Adding a wreath to the front door is an easy way to decorate your home for the seasons.
Unfortnately, front door wreaths can be expensive and hard to store.
Simple, budget friendly fall wreaths!
Try making one of these gorgeous wreaths with natural materials available in your area and you’ll be the envy of your neighbors.
I love using natural craft materials in my projects (fall leaves and pinecones are my favorite supplies). They are free to gather and look beautiful!
Plus, natural wreaths can be enjoyed and then thrown away with no guilt! The materials will break down naturally so you can use them for a single season.
These wreaths are even more affordable (and environmentally friendly) if you use cardboard to make a simple wreath base. (Check out these directions for making a recycled newspaper wreath form.)
Hooray for natural crafts!
NATURAL FALL WREATHS
These natural fall wreath ideas will help you decorate for fall. Try making one or two!
This traditional dried hydrangea wreath from Thistlewood Farms is the perfect addition to any porch.
A Calico Corn Wreath (also called Flint Corn or Indian Corn) is perfect for Thanksgivng. Get the easy instructions from the Stone Gable Blog.
Colorful leaves are the first sign of autumn. This simple Fresh Fall Leaves Wreath from Bren Did looks great on any door.
Twigs and Fabric are all it takes to make this gorgeous sunshine wreath for autumn. Get the simple tutorial from Yellow Mums.
You’ll be racing the squirrels to get acorns for this lovely wreath. Full Acorn wreath tutorial from Tried and True Blog.
Can you belive this gorgeous wreath is made from nothing but corn tassels? You’ll wish you were friends with a farmer so you could make this wreath from All Things Thrifty.
Serve some fresh sweet corn and save the husks for this lovely corn husk wreath. Get the clever tutorial from Hymns and Verses.
Dried wheat is used in traditional American farmhouse crafts. It’s beautiful when made into this simple wreath from The Happier Homemaker.
Tiny wood slices made an easy and attractive wreath. Full instructions at Vintage Mellie.
Grab a bag of nuts and a bit of hot glue for this simpe nut wreath. Get the full tutorial from Martha Stewart.
Love wood grain?
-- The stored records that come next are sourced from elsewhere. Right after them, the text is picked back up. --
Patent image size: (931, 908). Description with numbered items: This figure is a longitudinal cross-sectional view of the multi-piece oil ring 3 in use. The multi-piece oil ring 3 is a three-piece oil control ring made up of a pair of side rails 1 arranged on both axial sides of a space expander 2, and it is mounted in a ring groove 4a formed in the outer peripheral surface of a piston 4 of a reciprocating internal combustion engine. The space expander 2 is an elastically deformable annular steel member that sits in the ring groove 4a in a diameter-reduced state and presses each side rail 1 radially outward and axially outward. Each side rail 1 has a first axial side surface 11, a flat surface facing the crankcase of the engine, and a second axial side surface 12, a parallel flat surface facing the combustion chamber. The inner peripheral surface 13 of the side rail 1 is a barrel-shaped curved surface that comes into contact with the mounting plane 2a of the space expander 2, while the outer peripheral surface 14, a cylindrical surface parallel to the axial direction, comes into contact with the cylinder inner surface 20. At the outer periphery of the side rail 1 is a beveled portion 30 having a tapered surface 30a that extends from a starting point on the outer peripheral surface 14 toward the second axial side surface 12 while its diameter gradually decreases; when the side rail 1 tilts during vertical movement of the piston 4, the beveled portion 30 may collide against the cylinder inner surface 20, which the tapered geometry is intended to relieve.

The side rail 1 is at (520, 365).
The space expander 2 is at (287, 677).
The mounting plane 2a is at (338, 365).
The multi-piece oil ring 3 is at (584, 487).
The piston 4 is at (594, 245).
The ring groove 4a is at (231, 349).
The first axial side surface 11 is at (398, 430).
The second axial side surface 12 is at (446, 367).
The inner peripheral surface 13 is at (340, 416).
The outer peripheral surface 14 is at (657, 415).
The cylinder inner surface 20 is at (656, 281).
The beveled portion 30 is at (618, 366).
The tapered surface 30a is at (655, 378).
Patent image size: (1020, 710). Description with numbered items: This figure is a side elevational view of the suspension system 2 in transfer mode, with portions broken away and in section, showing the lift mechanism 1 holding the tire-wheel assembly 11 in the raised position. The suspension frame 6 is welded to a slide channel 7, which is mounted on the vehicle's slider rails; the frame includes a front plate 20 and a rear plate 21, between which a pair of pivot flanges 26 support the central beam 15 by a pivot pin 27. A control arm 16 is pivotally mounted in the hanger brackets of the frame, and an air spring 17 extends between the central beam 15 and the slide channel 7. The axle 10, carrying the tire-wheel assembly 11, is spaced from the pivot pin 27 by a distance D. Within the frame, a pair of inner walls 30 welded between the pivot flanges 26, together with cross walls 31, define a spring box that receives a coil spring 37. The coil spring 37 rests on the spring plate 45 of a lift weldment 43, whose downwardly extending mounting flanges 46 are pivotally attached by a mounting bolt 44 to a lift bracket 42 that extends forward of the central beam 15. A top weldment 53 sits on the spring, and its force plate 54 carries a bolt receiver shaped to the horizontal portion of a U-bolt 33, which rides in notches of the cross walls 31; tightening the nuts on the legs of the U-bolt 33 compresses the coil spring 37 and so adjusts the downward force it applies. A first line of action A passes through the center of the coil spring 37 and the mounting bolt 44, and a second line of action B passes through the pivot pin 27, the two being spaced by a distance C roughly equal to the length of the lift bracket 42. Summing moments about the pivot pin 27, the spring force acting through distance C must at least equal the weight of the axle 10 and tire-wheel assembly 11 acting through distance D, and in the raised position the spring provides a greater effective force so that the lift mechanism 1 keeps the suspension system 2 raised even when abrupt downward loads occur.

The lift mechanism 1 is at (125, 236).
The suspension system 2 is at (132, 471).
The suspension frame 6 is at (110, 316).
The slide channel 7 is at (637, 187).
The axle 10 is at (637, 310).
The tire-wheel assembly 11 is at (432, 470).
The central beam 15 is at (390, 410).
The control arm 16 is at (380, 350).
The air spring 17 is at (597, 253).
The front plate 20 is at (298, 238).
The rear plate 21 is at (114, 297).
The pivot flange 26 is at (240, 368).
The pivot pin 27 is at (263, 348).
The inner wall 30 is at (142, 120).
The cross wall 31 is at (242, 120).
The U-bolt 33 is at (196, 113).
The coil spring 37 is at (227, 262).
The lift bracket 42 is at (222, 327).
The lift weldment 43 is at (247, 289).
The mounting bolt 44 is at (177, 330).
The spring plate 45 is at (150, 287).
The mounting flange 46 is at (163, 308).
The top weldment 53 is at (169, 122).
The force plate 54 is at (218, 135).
This easy wood slice wreath looks perfect in fall and winter. Get the instructuis at Finding Home Farms.
Pebbles and succulents make up this unusual, but beautiful wreath from The Shabby Creek Cottage.
This unusual but gorgeous crab apple wreath comes from Tint Angel. (Directions are in Dutch, photos are easy to understand.)
Chinese lantern plants are the perfect orange for fall and Halloween. Grab the simple tutorial from Family Circle.
Bitter Sweet is a beautiful wild vine that grows on fenceposts and sunny forests. Martha Stewart has an excellent tutorial for turning the vines into wreaths.